Jean-François Lyotard’ın ortaya koyduğu Postmodern Durum, endüstri sonrası toplumlarda, erekselci tarih anlayışlarına karşı derin inançsızlık halinden, modernleşme projesinin kuramsal sınırlarının bu inançsızlığı aşabilecek bir olanağa sahip olmadığından bahseder. Bu durum sonucunda yeni bir düşünme ve yaşam kipi ortaya çıkmıştır: Postmodern Durum Şiirlerinde kimi zaman ironikleşen bu inançsızlık halinin seni postmodern olarak tanımlayabileceğimiz bir yola soktuğunu söyleyebilir miyiz?

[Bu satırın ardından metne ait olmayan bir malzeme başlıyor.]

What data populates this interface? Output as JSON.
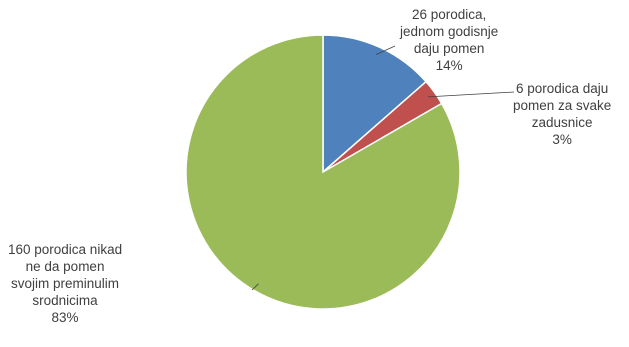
{
  "chart_data": {
    "type": "pie",
    "slices": [
      {
        "label_lines": [
          "26 porodica,",
          "jednom godisnje",
          "daju pomen"
        ],
        "percent_label": "14%",
        "value": 26,
        "color": "#4f81bd"
      },
      {
        "label_lines": [
          "6 porodica daju",
          "pomen za svake",
          "zadusnice"
        ],
        "percent_label": "3%",
        "value": 6,
        "color": "#c0504d"
      },
      {
        "label_lines": [
          "160 porodica nikad",
          "ne da pomen",
          "svojim preminulim",
          "srodnicima"
        ],
        "percent_label": "83%",
        "value": 160,
        "color": "#9bbb59"
      }
    ],
    "start_angle": "12 o'clock",
    "direction": "clockwise"
  }
}
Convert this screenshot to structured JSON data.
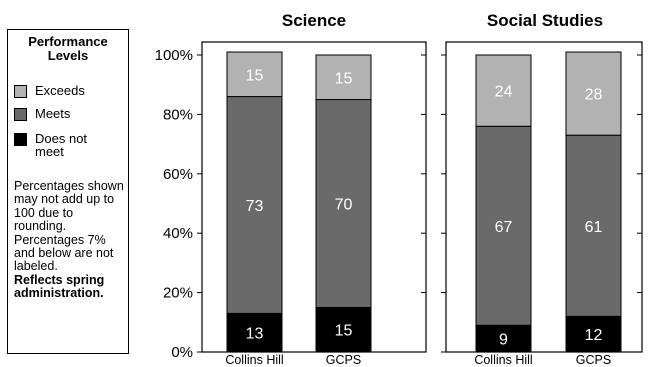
{
  "legend": {
    "title": "Performance Levels",
    "items": [
      {
        "label": "Exceeds",
        "color": "#b2b2b2"
      },
      {
        "label": "Meets",
        "color": "#6a6a6a"
      },
      {
        "label": "Does not meet",
        "color": "#000000"
      }
    ],
    "note": "Percentages shown may not add up to 100 due to rounding. Percentages 7% and below are not labeled.",
    "note_bold": "Reflects spring administration."
  },
  "chart_data": [
    {
      "type": "bar",
      "stacked": true,
      "title": "Science",
      "categories": [
        "Collins Hill",
        "GCPS"
      ],
      "series": [
        {
          "name": "Does not meet",
          "values": [
            13,
            15
          ],
          "color": "#000000",
          "label_color": "#ffffff"
        },
        {
          "name": "Meets",
          "values": [
            73,
            70
          ],
          "color": "#6a6a6a",
          "label_color": "#ffffff"
        },
        {
          "name": "Exceeds",
          "values": [
            15,
            15
          ],
          "color": "#b2b2b2",
          "label_color": "#ffffff"
        }
      ],
      "ylim": [
        0,
        100
      ],
      "yticks": [
        "0%",
        "20%",
        "40%",
        "60%",
        "80%",
        "100%"
      ],
      "grid": false
    },
    {
      "type": "bar",
      "stacked": true,
      "title": "Social Studies",
      "categories": [
        "Collins Hill",
        "GCPS"
      ],
      "series": [
        {
          "name": "Does not meet",
          "values": [
            9,
            12
          ],
          "color": "#000000",
          "label_color": "#ffffff"
        },
        {
          "name": "Meets",
          "values": [
            67,
            61
          ],
          "color": "#6a6a6a",
          "label_color": "#ffffff"
        },
        {
          "name": "Exceeds",
          "values": [
            24,
            28
          ],
          "color": "#b2b2b2",
          "label_color": "#ffffff"
        }
      ],
      "ylim": [
        0,
        100
      ],
      "grid": false
    }
  ]
}
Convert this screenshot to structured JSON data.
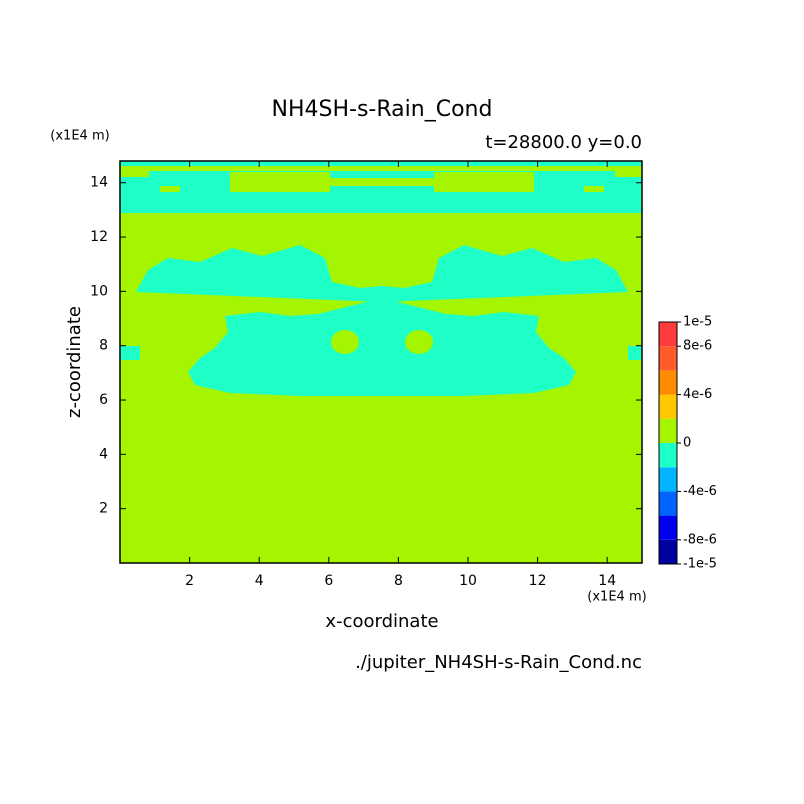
{
  "chart_data": {
    "type": "contour",
    "title": "NH4SH-s-Rain_Cond",
    "subtitle": "t=28800.0 y=0.0",
    "x_label": "x-coordinate",
    "y_label": "z-coordinate",
    "x_unit": "(x1E4 m)",
    "y_unit": "(x1E4 m)",
    "source": "./jupiter_NH4SH-s-Rain_Cond.nc",
    "xlim": [
      0,
      15
    ],
    "ylim": [
      0,
      14.8
    ],
    "xticks": [
      2,
      4,
      6,
      8,
      10,
      12,
      14
    ],
    "yticks": [
      2,
      4,
      6,
      8,
      10,
      12,
      14
    ],
    "levels": [
      -1e-05,
      -8e-06,
      -6e-06,
      -4e-06,
      -2e-06,
      0,
      2e-06,
      4e-06,
      6e-06,
      8e-06,
      1e-05
    ],
    "colors": [
      "#0000a0",
      "#0000f0",
      "#0064ff",
      "#00b4ff",
      "#1effc8",
      "#a5f500",
      "#ffc800",
      "#ff8c00",
      "#ff5a28",
      "#ff3c3c"
    ],
    "colorbar_ticks": [
      {
        "value": 1e-05,
        "label": "1e-5"
      },
      {
        "value": 8e-06,
        "label": "8e-6"
      },
      {
        "value": 4e-06,
        "label": "4e-6"
      },
      {
        "value": 0,
        "label": "0"
      },
      {
        "value": -4e-06,
        "label": "-4e-6"
      },
      {
        "value": -8e-06,
        "label": "-8e-6"
      },
      {
        "value": -1e-05,
        "label": "-1e-5"
      }
    ]
  }
}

Yoksa yanlış bir yolda mıyız?

Lyotard’a ve postmodernizme pek vakıf değilim. Fakat birçok şiirimin postmodern edebiyata ait nosyonlarla bağdaştırılabileceğini kabul ediyorum. Parodi, pastiş, anıştırma ve kolajlar şiirlerimde göze çarpıyor. Bütünlük ve formla sorunlarım var. Sizin de bahsettiğiniz paratextual öğeler, sunumsallığa götürüyor bir yandan. Ve elbette metonimi, gündelik hayatımızı da uzunlarla, pensilvanyalarla kuşatan. Kimyadaki anlamıyla “kararsız” bir şiir yazdığımı düşünüyorum.  Dahasını eleştirmenlere bırakmak en doğrusu.

 

Gittikçe kuraklaşan, doğaya dönüp onu çoğaltacağı yerde onu tüketen dünyada, her yeni günü başka bir kan tadıyla damağımıza yerleştiren günlerde, bir kadın olarak kendini nasıl canlı tutuyorsun?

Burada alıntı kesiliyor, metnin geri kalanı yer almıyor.